Current AI often "appears" smart, but the Large Language Models (LLMs) are not very smart. I don't claim that products like ChatGPT are not impressive, but it is at the best "mimicking" output of what an intelligent (consious) device does. It does not mimic the tough process.
What we see now is basically the result of the Chinese room argument [wiki] as a counter-argument to the Turing test. This argument is not very new, in fact old chat bots that were less equipped like ELIZA could already trick humans into believing that these were actual humans. It did that with a small set of "rewrite rules" in English. So imagine says:
I am quite happy.
It can build a syntax tree [wiki] out of this sentence and swap "I" for "you" and swap the verb with the noun phrase. So without understanding anything out of it, it can generate a response:
Why are you quite happy?
This of course fails from the moment you make a sentence that is grammatically sound, but semantically makes no sense. In that case the rewrite rules will generate questions that are also grammatically sound, but semantically make no sense either, whereas a normal person would understand that this is invalid.
Now LLMs are a more advanced generation of this. These are also not created by humans that introduce rewrite rules, it is often the result of using statistics and huge amounts of data. This gives the system some "understanding" of words, where word2vec for example maps a word on an arbitrary large vector, which gives an indication how far two words are distant from each other. It thus can to some extent detect that things are non-sensical, just because it can "calculate" how likely it is for a sentence to occur naturally. This based on statistical analysis of huge amounts of data. This is also what humans often do to validate that a sentence is grammatically sound: you search on Google two or more variants, and you look for the number of search results. The statistical models have turned that into a more statistically sound model.
But these models thus don't in any way really "understand" what is asked, and what the answer looks like. These are machines that just aim to produce the same result a human would, but they use a different set of tools: statistical analysis to predict the sequence of words to produce a response.
I think what AI might have learned humans in the philosophical sense, is that it does not take that much to mimic intelligent behavior. But to some extent we can already know that from the word of animals, where a lot of animals don't have a brain, or at most a small brain, but still can show behavior that often looks as planned and organized. For example most insects have a very small brain (200'000 neurons).
This is essentially the difference between weak AI and strong AI, where weak AI means to mimic intelligent behavior, but not per se with an "intelligent" toolkit, just statistical analysis might be sufficient. Strong AI on the other hand tries to come up with a toolkit that does not only mimic intelligence, but actually has intelligence.
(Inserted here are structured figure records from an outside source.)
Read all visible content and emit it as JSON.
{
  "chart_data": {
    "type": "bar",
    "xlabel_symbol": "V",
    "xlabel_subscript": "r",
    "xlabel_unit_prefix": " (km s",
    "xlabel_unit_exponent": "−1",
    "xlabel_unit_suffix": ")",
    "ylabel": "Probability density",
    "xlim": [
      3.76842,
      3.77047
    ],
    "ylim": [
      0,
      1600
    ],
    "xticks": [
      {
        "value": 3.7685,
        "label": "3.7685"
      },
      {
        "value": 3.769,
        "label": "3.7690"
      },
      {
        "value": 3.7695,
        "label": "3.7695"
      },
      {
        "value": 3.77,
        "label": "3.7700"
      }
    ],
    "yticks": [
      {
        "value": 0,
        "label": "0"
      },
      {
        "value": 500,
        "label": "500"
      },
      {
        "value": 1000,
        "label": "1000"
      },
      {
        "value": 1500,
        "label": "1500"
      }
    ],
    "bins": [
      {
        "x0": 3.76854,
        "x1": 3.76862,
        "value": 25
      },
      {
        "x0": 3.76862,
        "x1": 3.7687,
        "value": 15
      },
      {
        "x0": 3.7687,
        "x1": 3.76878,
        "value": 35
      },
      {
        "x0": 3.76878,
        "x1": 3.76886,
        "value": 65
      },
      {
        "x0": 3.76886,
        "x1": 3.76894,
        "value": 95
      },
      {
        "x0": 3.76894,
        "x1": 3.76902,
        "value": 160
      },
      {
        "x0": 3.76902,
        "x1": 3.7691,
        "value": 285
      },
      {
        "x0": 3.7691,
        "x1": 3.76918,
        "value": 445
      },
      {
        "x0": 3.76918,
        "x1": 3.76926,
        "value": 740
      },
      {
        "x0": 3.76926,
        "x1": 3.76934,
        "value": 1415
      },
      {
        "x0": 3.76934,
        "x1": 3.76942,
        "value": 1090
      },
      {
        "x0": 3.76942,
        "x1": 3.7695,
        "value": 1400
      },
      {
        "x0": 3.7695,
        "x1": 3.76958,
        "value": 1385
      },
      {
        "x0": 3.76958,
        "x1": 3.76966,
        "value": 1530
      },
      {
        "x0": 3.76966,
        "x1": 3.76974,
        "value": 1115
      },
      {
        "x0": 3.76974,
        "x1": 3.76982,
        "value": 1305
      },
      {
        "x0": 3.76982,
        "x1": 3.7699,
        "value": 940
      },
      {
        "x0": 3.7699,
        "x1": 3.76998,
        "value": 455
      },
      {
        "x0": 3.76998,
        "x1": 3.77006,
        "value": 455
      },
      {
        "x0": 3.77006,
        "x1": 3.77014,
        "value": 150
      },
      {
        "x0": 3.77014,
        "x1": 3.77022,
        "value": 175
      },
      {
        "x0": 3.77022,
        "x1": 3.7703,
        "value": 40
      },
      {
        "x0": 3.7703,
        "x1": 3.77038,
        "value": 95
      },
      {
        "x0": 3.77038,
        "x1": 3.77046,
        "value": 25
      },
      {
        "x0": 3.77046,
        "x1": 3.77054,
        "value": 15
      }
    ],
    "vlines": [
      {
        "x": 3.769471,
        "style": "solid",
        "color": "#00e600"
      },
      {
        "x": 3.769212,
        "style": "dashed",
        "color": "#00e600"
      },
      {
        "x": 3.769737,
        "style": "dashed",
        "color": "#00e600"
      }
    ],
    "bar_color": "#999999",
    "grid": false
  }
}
Likely such strong AI devices, if they eventually will be produced, will also result in what one would call consciousness, as is specified by the strong AI hypothesis [wiki], but the current generation of AI is (almost) completely "weak AI". Where an algorithm uses a statistic model to produce content that may look as if it was produced by an intelligent device.
Probably the main problem is to design a "waterproof" test to what consciousness exactly is. I think a classic test was someone recognizing itself in a mirror. But that also has caveats: for example algorithms exist to detect yourself in a mirror: you somehow change the state of the machine in such way that the mirror device will reflect that, and then you analyze if the change in the mirror changed. If you do this an arbitrary number of times with the same outcome, the probability that the mirror shows yourself grows. Multi-agent systems [wiki] for example deals with a system of (individual) agents that with certain algorithms can organize themselves into a system, so there detecting oneself, and building "relations" with the other agents is done, but often this is done with (simple) deterministic algorithms, that don't require intelligence per se, just like ants for example don't need a lot of high-level intelligence to organize in a colony: these have a number of "algorithms" hard-wired that let the ant colony run smoothly.